Clear posted Rs 58.26 crore in revenue in FY21 which grew less than 1% to Rs 58.66 crore in FY22, according to the company’s standalone annual financial statement with the Registrar of Companies.
The company derives almost all of its revenue from subscriptions to hosted software and other one-time services which accounted for 94.5% of its total operating revenue. Collection from these services dipped 1.3% to Rs 55.41 crore in FY22 from Rs 56.14 crore in FY21.
Collection from rendering other services (undisclosed) surged 53.3% to Rs 3.25 crore during the year whereas the company also booked interest and gain on investments and other non-operating revenue of Rs 1.7 crore in FY22 which drove Clear’s total income to Rs 60.36 crore.

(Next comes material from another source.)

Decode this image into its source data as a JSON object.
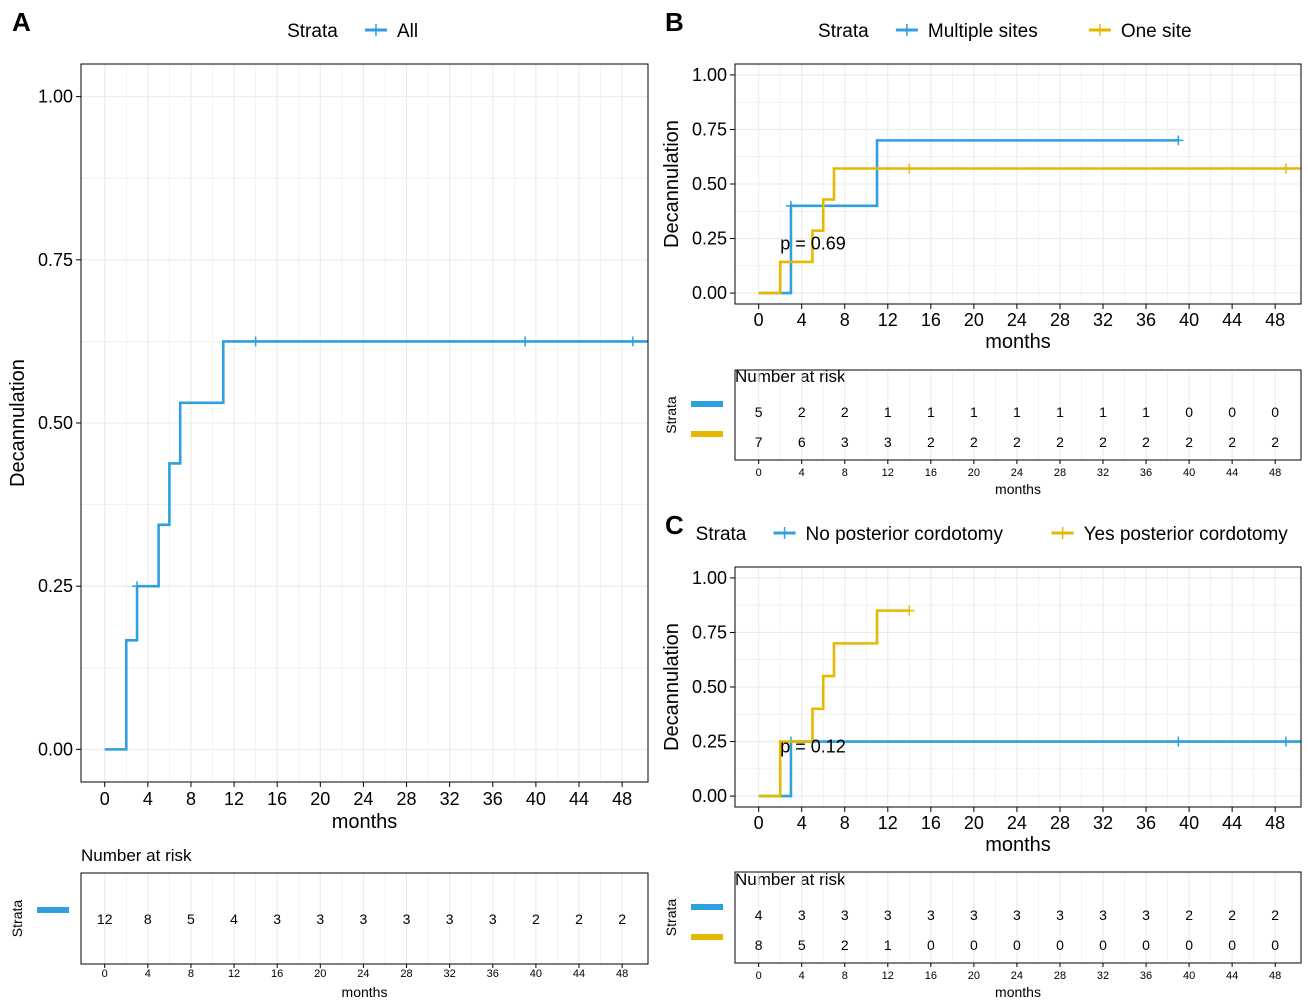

Clear is a tax and financial services software platform, which facilitates GST filing, e-invoicing, TDS, ITC (input tax credit) et al. As per its website, its services are used by over 600K small businesses, 1,200 enterprises, and 60,000 tax professionals. As of now, Clear has acquired six startups: Cimplyfive, Xpedize, yBANQ, Karvy, Dose FM, and Tootl.

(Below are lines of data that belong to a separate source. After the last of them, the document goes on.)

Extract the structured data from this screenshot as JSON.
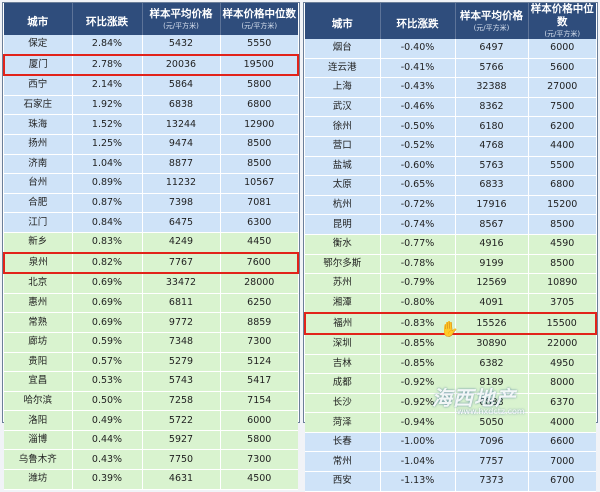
{
  "headers": {
    "city": "城市",
    "mom": "环比涨跌",
    "avg": "样本平均价格",
    "avg_unit": "(元/平方米)",
    "median": "样本价格中位数",
    "median_unit": "(元/平方米)"
  },
  "left_rows": [
    {
      "city": "保定",
      "mom": "2.84%",
      "avg": "5432",
      "median": "5550",
      "bg": "blue"
    },
    {
      "city": "厦门",
      "mom": "2.78%",
      "avg": "20036",
      "median": "19500",
      "bg": "blue",
      "hl": true
    },
    {
      "city": "西宁",
      "mom": "2.14%",
      "avg": "5864",
      "median": "5800",
      "bg": "blue"
    },
    {
      "city": "石家庄",
      "mom": "1.92%",
      "avg": "6838",
      "median": "6800",
      "bg": "blue"
    },
    {
      "city": "珠海",
      "mom": "1.52%",
      "avg": "13244",
      "median": "12900",
      "bg": "blue"
    },
    {
      "city": "扬州",
      "mom": "1.25%",
      "avg": "9474",
      "median": "8500",
      "bg": "blue"
    },
    {
      "city": "济南",
      "mom": "1.04%",
      "avg": "8877",
      "median": "8500",
      "bg": "blue"
    },
    {
      "city": "台州",
      "mom": "0.89%",
      "avg": "11232",
      "median": "10567",
      "bg": "blue"
    },
    {
      "city": "合肥",
      "mom": "0.87%",
      "avg": "7398",
      "median": "7081",
      "bg": "blue"
    },
    {
      "city": "江门",
      "mom": "0.84%",
      "avg": "6475",
      "median": "6300",
      "bg": "blue"
    },
    {
      "city": "新乡",
      "mom": "0.83%",
      "avg": "4249",
      "median": "4450",
      "bg": "green"
    },
    {
      "city": "泉州",
      "mom": "0.82%",
      "avg": "7767",
      "median": "7600",
      "bg": "green",
      "hl": true
    },
    {
      "city": "北京",
      "mom": "0.69%",
      "avg": "33472",
      "median": "28000",
      "bg": "green"
    },
    {
      "city": "惠州",
      "mom": "0.69%",
      "avg": "6811",
      "median": "6250",
      "bg": "green"
    },
    {
      "city": "常熟",
      "mom": "0.69%",
      "avg": "9772",
      "median": "8859",
      "bg": "green"
    },
    {
      "city": "廊坊",
      "mom": "0.59%",
      "avg": "7348",
      "median": "7300",
      "bg": "green"
    },
    {
      "city": "贵阳",
      "mom": "0.57%",
      "avg": "5279",
      "median": "5124",
      "bg": "green"
    },
    {
      "city": "宜昌",
      "mom": "0.53%",
      "avg": "5743",
      "median": "5417",
      "bg": "green"
    },
    {
      "city": "哈尔滨",
      "mom": "0.50%",
      "avg": "7258",
      "median": "7154",
      "bg": "green"
    },
    {
      "city": "洛阳",
      "mom": "0.49%",
      "avg": "5722",
      "median": "6000",
      "bg": "green"
    },
    {
      "city": "淄博",
      "mom": "0.44%",
      "avg": "5927",
      "median": "5800",
      "bg": "green"
    },
    {
      "city": "乌鲁木齐",
      "mom": "0.43%",
      "avg": "7750",
      "median": "7300",
      "bg": "green"
    },
    {
      "city": "潍坊",
      "mom": "0.39%",
      "avg": "4631",
      "median": "4500",
      "bg": "green"
    }
  ],
  "right_rows": [
    {
      "city": "烟台",
      "mom": "-0.40%",
      "avg": "6497",
      "median": "6000",
      "bg": "blue"
    },
    {
      "city": "连云港",
      "mom": "-0.41%",
      "avg": "5766",
      "median": "5600",
      "bg": "blue"
    },
    {
      "city": "上海",
      "mom": "-0.43%",
      "avg": "32388",
      "median": "27000",
      "bg": "blue"
    },
    {
      "city": "武汉",
      "mom": "-0.46%",
      "avg": "8362",
      "median": "7500",
      "bg": "blue"
    },
    {
      "city": "徐州",
      "mom": "-0.50%",
      "avg": "6180",
      "median": "6200",
      "bg": "blue"
    },
    {
      "city": "营口",
      "mom": "-0.52%",
      "avg": "4768",
      "median": "4400",
      "bg": "blue"
    },
    {
      "city": "盐城",
      "mom": "-0.60%",
      "avg": "5763",
      "median": "5500",
      "bg": "blue"
    },
    {
      "city": "太原",
      "mom": "-0.65%",
      "avg": "6833",
      "median": "6800",
      "bg": "blue"
    },
    {
      "city": "杭州",
      "mom": "-0.72%",
      "avg": "17916",
      "median": "15200",
      "bg": "blue"
    },
    {
      "city": "昆明",
      "mom": "-0.74%",
      "avg": "8567",
      "median": "8500",
      "bg": "blue"
    },
    {
      "city": "衡水",
      "mom": "-0.77%",
      "avg": "4916",
      "median": "4590",
      "bg": "green"
    },
    {
      "city": "鄂尔多斯",
      "mom": "-0.78%",
      "avg": "9199",
      "median": "8500",
      "bg": "green"
    },
    {
      "city": "苏州",
      "mom": "-0.79%",
      "avg": "12569",
      "median": "10890",
      "bg": "green"
    },
    {
      "city": "湘潭",
      "mom": "-0.80%",
      "avg": "4091",
      "median": "3705",
      "bg": "green"
    },
    {
      "city": "福州",
      "mom": "-0.83%",
      "avg": "15526",
      "median": "15500",
      "bg": "green",
      "hl": true
    },
    {
      "city": "深圳",
      "mom": "-0.85%",
      "avg": "30890",
      "median": "22000",
      "bg": "green"
    },
    {
      "city": "吉林",
      "mom": "-0.85%",
      "avg": "6382",
      "median": "4950",
      "bg": "green"
    },
    {
      "city": "成都",
      "mom": "-0.92%",
      "avg": "8189",
      "median": "8000",
      "bg": "green"
    },
    {
      "city": "长沙",
      "mom": "-0.92%",
      "avg": "6888",
      "median": "6370",
      "bg": "green"
    },
    {
      "city": "菏泽",
      "mom": "-0.94%",
      "avg": "5050",
      "median": "4000",
      "bg": "green"
    },
    {
      "city": "长春",
      "mom": "-1.00%",
      "avg": "7096",
      "median": "6600",
      "bg": "blue"
    },
    {
      "city": "常州",
      "mom": "-1.04%",
      "avg": "7757",
      "median": "7000",
      "bg": "blue"
    },
    {
      "city": "西安",
      "mom": "-1.13%",
      "avg": "7373",
      "median": "6700",
      "bg": "blue"
    }
  ],
  "watermark": {
    "brand": "海西地产",
    "url": "www.hxdctz.com"
  }
}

Moving towards expenses, employee benefits stood out as the largest cost element which formed around 79% of overall expenses. This cost flew 62.8% to Rs 223 crore in FY22 from Rs 137 crore in FY21.
Information technology (IT) and telephone postage expenses went up 26% to Rs 23.66 crore during the last fiscal year. Spends on advertising cum promotional expenses and legal-professional fees inclined 51.5% and 58.4% respectively to Rs 13.5 crore and Rs 3.5 crore in FY22.

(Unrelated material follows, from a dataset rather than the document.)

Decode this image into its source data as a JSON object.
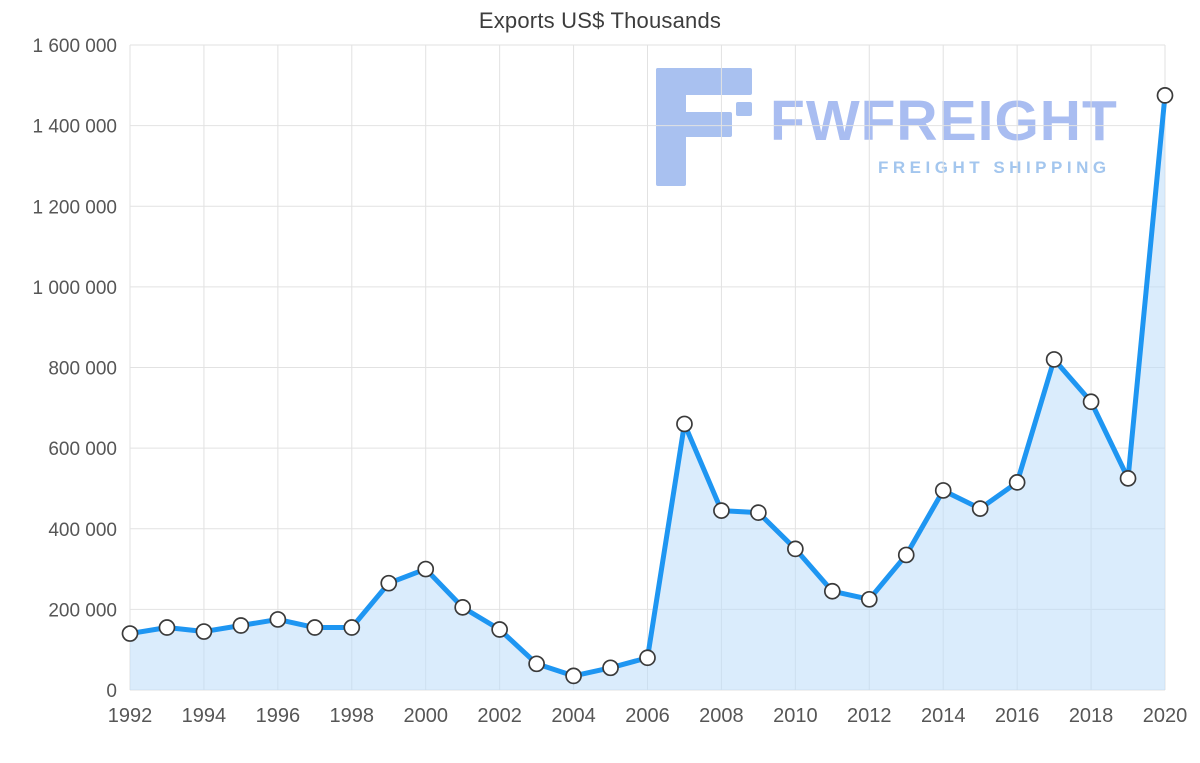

Clear also booked commission, brokerage, outsourced manpower, payment gateway, and other expenses of Rs 9.1 crore in FY22 which inflated its total expenditure by 57.2% to Rs 283 crore during FY22 as compared to Rs 180 crore in FY21.
Following the stagnant scale and over 57% hike in expenses, Clear’s losses ballooned 88.6% to Rs 222.6 crore in FY22. Its cash outflows from operating activities soared 2.1X to Rs 186 crore in FY22 from Rs 87.6 crore in FY21.
Its EBITDA margin and ROCE worsened to -361.28% and -377.68% during the year which could be attributed to flat scale and high cash burn. On a unit level, Cleartax spent Rs 4.82 to earn a rupee in FY22.
Clear has raised around $140 million to date and it was valued in the range of $700-800 million following its latest fundraising of $75 million.
Looking at the numbers, one would have to wonder if Clear took too long to start charging, and whether its cost base justifies the scale of the opportunity it has. Tax returns, even as it has been simplified over the years, remains an attractive market to target, but Clear’s cost structure militates against any significant upside for the firm in that segment anymore. Clear is at serious risk of losing out on years of goodwill and investments without getting a handle on its costs and figuring out better ways to promote and get traction on the services it offers besides tax filing.